The BCNegra literary festival in Barcelona comes to an end this Sunday. The organizers have announced that, for this 19th edition, a total of 8,700 people have attended, who have been able to enjoy the more than 50 scheduled activities, most of them free, and the participation of 150 authors, among whom Chris Offutt, Eduardo Mendoza, Carles Porta, Elaine Vilar, Alicia Giménez-Bartlett and Jo Nesbo stand out, to whom the Pepe Carvalho award was presented.

The finale of this event, which has had the figure of the spy as its central axis, will take place today at 6 p.m., with a conversation between the writer Alan Parks and the journalist Xavi Ayén.

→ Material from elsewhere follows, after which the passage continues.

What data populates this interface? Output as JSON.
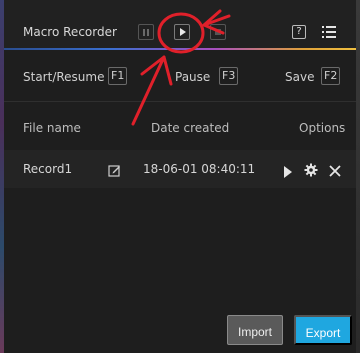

Both the director of the festival, Carlos Zanón, and the Institute of Culture of Barcelona City Council, also behind this event, have applauded that the BCNegra has established itself “among an enthusiastic audience, faithful followers of its leading authors but also open to discover new voices”. The Barcelona meeting has as its hallmark, in the words of its director, “that the people who participate do so with great joy, they come to have a good time and, at the same time, to consume culture.”

The Councilor for Culture and Creative Industries of Barcelona City Council, Xavier Marcé, considered that the balance of this edition “reaffirms that it is an essential festival, very loved and, above all, very transversal.”

BCNegra has had the complicity of around thirty bookstores in the city, which have been added to the festival program with parallel activities. Throughout the seven days of activities, the festival bookstore, selected by lottery among the members, has sold more than a thousand books by authors linked to the program.